Install and configure Kubeflow Pipelines

After you select Kubeflow Pipelines, you must set the Workflow Data Storage parameter.

Pre-installed MinIO

Make sure that the nodes in the cluster are attached with ESSDs. The cloud-native AI suite automatically deploys MinIO in the cluster. This method does not require you to purchase Object Storage Service (OSS) buckets. However, data security is not guaranteed by SLAs.

Important

Data loss may occur if cluster exceptions occur or MinIO is accidentally deleted.

To check the types of disks that are mounted to the cluster, perform the following steps:

  1. Log on to the ACK console and click Clusters in the left-side navigation pane.

  2. On the Clusters page, click the name of the cluster that you want to manage and choose Volumes > Persistent Volumes in the left-side navigation pane.

  3. On the Persistent Volumes page, take note of the name of the persistent volume (PV) that you want to manage.

  4. Go to the ECS console. In the left-side navigation pane, choose Storage & Snapshots > Disks. On the Disks page, search for the disk by using the name that you obtained. You can view the disk type in the Disk Category column.

OSS

  1. After you install the cloud-native AI suite, click the name of the cluster. Then, choose Configurations > Secrets in the left-side navigation pane.

  2. Select the namespace from the Namespace drop-down list on the top of the page.

  3. Click Create from YAML in the upper-right corner of the page.
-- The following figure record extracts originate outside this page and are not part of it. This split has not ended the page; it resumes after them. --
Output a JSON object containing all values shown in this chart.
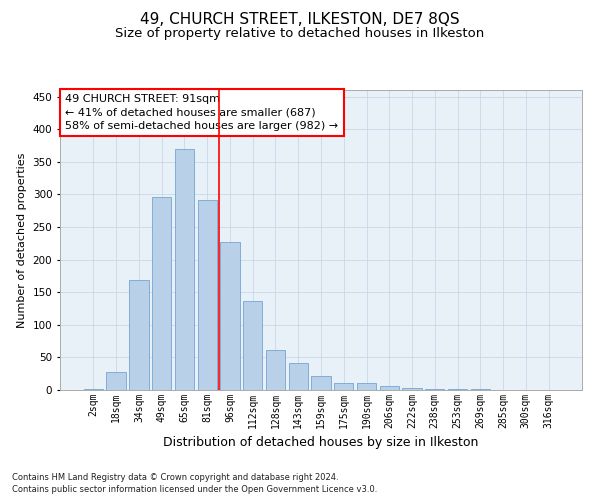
{
  "title1": "49, CHURCH STREET, ILKESTON, DE7 8QS",
  "title2": "Size of property relative to detached houses in Ilkeston",
  "xlabel": "Distribution of detached houses by size in Ilkeston",
  "ylabel": "Number of detached properties",
  "categories": [
    "2sqm",
    "18sqm",
    "34sqm",
    "49sqm",
    "65sqm",
    "81sqm",
    "96sqm",
    "112sqm",
    "128sqm",
    "143sqm",
    "159sqm",
    "175sqm",
    "190sqm",
    "206sqm",
    "222sqm",
    "238sqm",
    "253sqm",
    "269sqm",
    "285sqm",
    "300sqm",
    "316sqm"
  ],
  "values": [
    1,
    28,
    168,
    296,
    369,
    291,
    227,
    136,
    61,
    42,
    22,
    11,
    11,
    6,
    3,
    2,
    1,
    1,
    0,
    0,
    0
  ],
  "bar_color": "#b8d0e8",
  "bar_edge_color": "#6699cc",
  "grid_color": "#c8d8e8",
  "background_color": "#e8f0f8",
  "ylim": [
    0,
    460
  ],
  "yticks": [
    0,
    50,
    100,
    150,
    200,
    250,
    300,
    350,
    400,
    450
  ],
  "marker_label": "49 CHURCH STREET: 91sqm",
  "annotation_line1": "← 41% of detached houses are smaller (687)",
  "annotation_line2": "58% of semi-detached houses are larger (982) →",
  "footnote1": "Contains HM Land Registry data © Crown copyright and database right 2024.",
  "footnote2": "Contains public sector information licensed under the Open Government Licence v3.0.",
  "title1_fontsize": 11,
  "title2_fontsize": 9.5,
  "xlabel_fontsize": 9,
  "ylabel_fontsize": 8,
  "tick_fontsize": 7,
  "annotation_fontsize": 8,
  "footnote_fontsize": 6
}
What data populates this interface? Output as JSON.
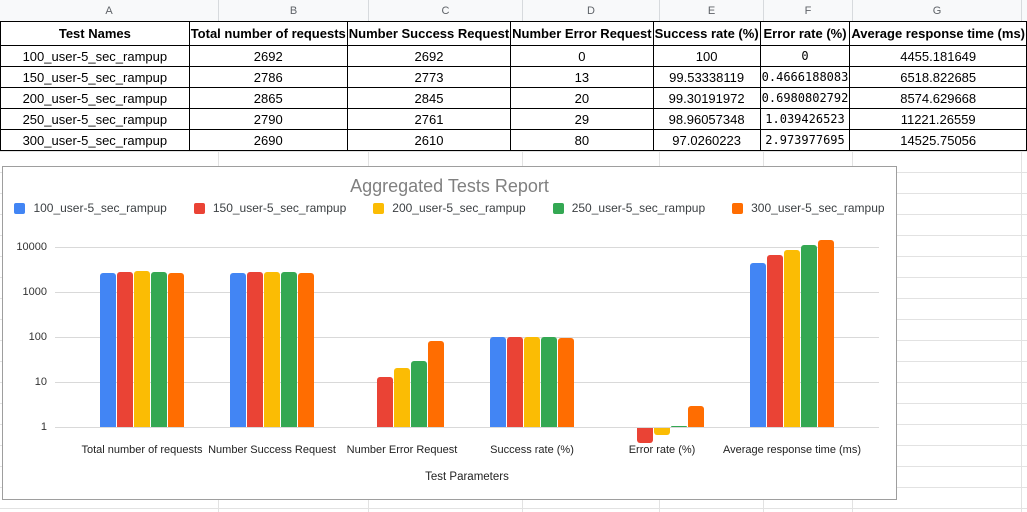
{
  "sheet": {
    "column_letters": [
      "A",
      "B",
      "C",
      "D",
      "E",
      "F",
      "G"
    ]
  },
  "table": {
    "headers": [
      "Test Names",
      "Total number of requests",
      "Number Success Request",
      "Number Error Request",
      "Success rate (%)",
      "Error rate (%)",
      "Average response time (ms)"
    ],
    "rows": [
      [
        "100_user-5_sec_rampup",
        "2692",
        "2692",
        "0",
        "100",
        "0",
        "4455.181649"
      ],
      [
        "150_user-5_sec_rampup",
        "2786",
        "2773",
        "13",
        "99.53338119",
        "0.4666188083",
        "6518.822685"
      ],
      [
        "200_user-5_sec_rampup",
        "2865",
        "2845",
        "20",
        "99.30191972",
        "0.6980802792",
        "8574.629668"
      ],
      [
        "250_user-5_sec_rampup",
        "2790",
        "2761",
        "29",
        "98.96057348",
        "1.039426523",
        "11221.26559"
      ],
      [
        "300_user-5_sec_rampup",
        "2690",
        "2610",
        "80",
        "97.0260223",
        "2.973977695",
        "14525.75056"
      ]
    ]
  },
  "chart_data": {
    "type": "bar",
    "title": "Aggregated Tests Report",
    "xlabel": "Test Parameters",
    "ylabel": "",
    "y_scale": "log",
    "y_ticks": [
      1,
      10,
      100,
      1000,
      10000
    ],
    "ylim": [
      1,
      10000
    ],
    "grid": true,
    "legend_position": "top",
    "categories": [
      "Total number of requests",
      "Number Success Request",
      "Number Error Request",
      "Success rate (%)",
      "Error rate (%)",
      "Average response time (ms)"
    ],
    "series": [
      {
        "name": "100_user-5_sec_rampup",
        "color": "#4285F4",
        "values": [
          2692,
          2692,
          0,
          100,
          0,
          4455.181649
        ]
      },
      {
        "name": "150_user-5_sec_rampup",
        "color": "#EA4335",
        "values": [
          2786,
          2773,
          13,
          99.53338119,
          0.4666188083,
          6518.822685
        ]
      },
      {
        "name": "200_user-5_sec_rampup",
        "color": "#FBBC04",
        "values": [
          2865,
          2845,
          20,
          99.30191972,
          0.6980802792,
          8574.629668
        ]
      },
      {
        "name": "250_user-5_sec_rampup",
        "color": "#34A853",
        "values": [
          2790,
          2761,
          29,
          98.96057348,
          1.039426523,
          11221.26559
        ]
      },
      {
        "name": "300_user-5_sec_rampup",
        "color": "#FF6D01",
        "values": [
          2690,
          2610,
          80,
          97.0260223,
          2.973977695,
          14525.75056
        ]
      }
    ]
  }
}
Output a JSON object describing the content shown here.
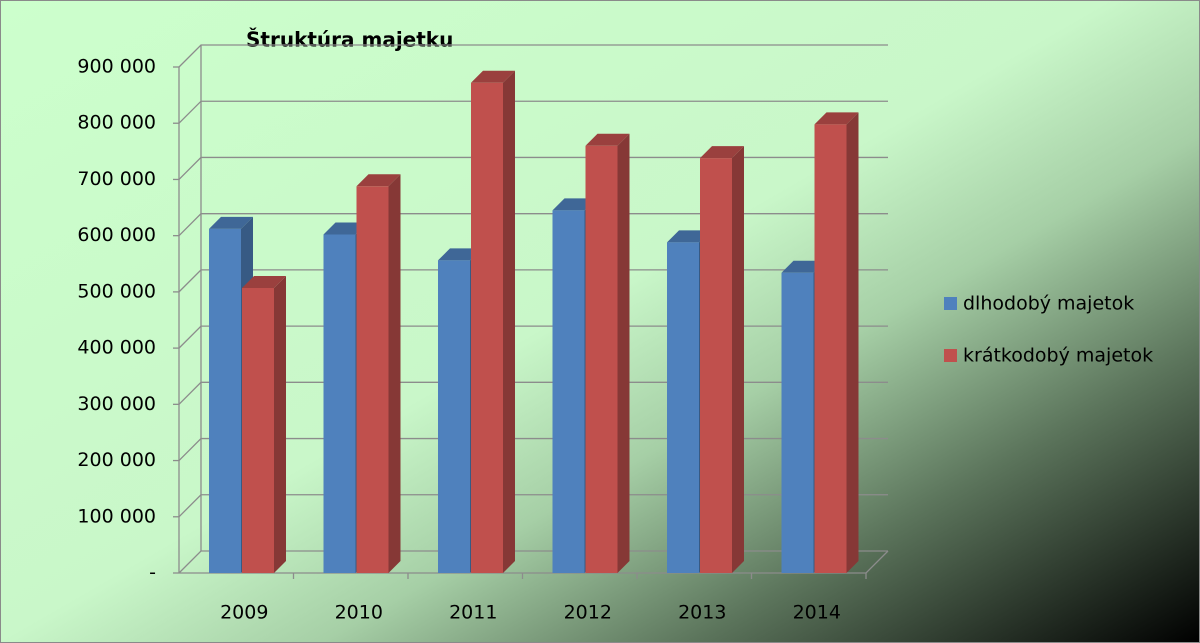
{
  "chart_data": {
    "type": "bar3d",
    "title": "Štruktúra majetku",
    "categories": [
      "2009",
      "2010",
      "2011",
      "2012",
      "2013",
      "2014"
    ],
    "series": [
      {
        "name": "dlhodobý majetok",
        "color": "#4f81bd",
        "values": [
          612000,
          602000,
          556000,
          645000,
          588000,
          534000
        ]
      },
      {
        "name": "krátkodobý majetok",
        "color": "#c0504d",
        "values": [
          507000,
          688000,
          872000,
          760000,
          738000,
          798000
        ]
      }
    ],
    "ylim": [
      0,
      900000
    ],
    "yticks": [
      {
        "value": 0,
        "label": "-"
      },
      {
        "value": 100000,
        "label": "100 000"
      },
      {
        "value": 200000,
        "label": "200 000"
      },
      {
        "value": 300000,
        "label": "300 000"
      },
      {
        "value": 400000,
        "label": "400 000"
      },
      {
        "value": 500000,
        "label": "500 000"
      },
      {
        "value": 600000,
        "label": "600 000"
      },
      {
        "value": 700000,
        "label": "700 000"
      },
      {
        "value": 800000,
        "label": "800 000"
      },
      {
        "value": 900000,
        "label": "900 000"
      }
    ],
    "grid": true,
    "legend": "right"
  }
}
  4. Copy the following YAML content to create a Secret named kubeai-oss. After the Secret is created, an OSS bucket named mlpipeline-<clusterid> is created. For more information about the billing of OSS, see Billing overview.

    apiVersion: v1
    kind: Secret
    metadata:
      name: kubeai-oss
      namespace: kube-ai
    type: Opaque
    stringData:
      ENDPOINT: "oss-cn-hangzhou.aliyuncs.com"   
      ACCESS_KEY_ID: "****"     
      ACCESS_KEY_SECRET: "****"  

    Parameter

    Description

    name

    The name of the Secret.

    namespace

    The name of the namespace.

    ENDPOINT

    The endpoint of OSS. In this example, the endpoint of OSS in the China (Hangzhou) region is used. For more information, see Regions and endpoints.

    • ACCESS_KEY_ID

    • ACCESS_KEY_SECRET

    Enter the AccessKey pair of your account. For information about how to obtain an AccessKey pair, see Obtain an AccessKey pair.

    Important

    To ensure data security, we recommend that you enter the AccessKey pair of a RAM user. After you log on as a RAM user, you need to attach the AliyunOSSFullAccess policy to the RAM user.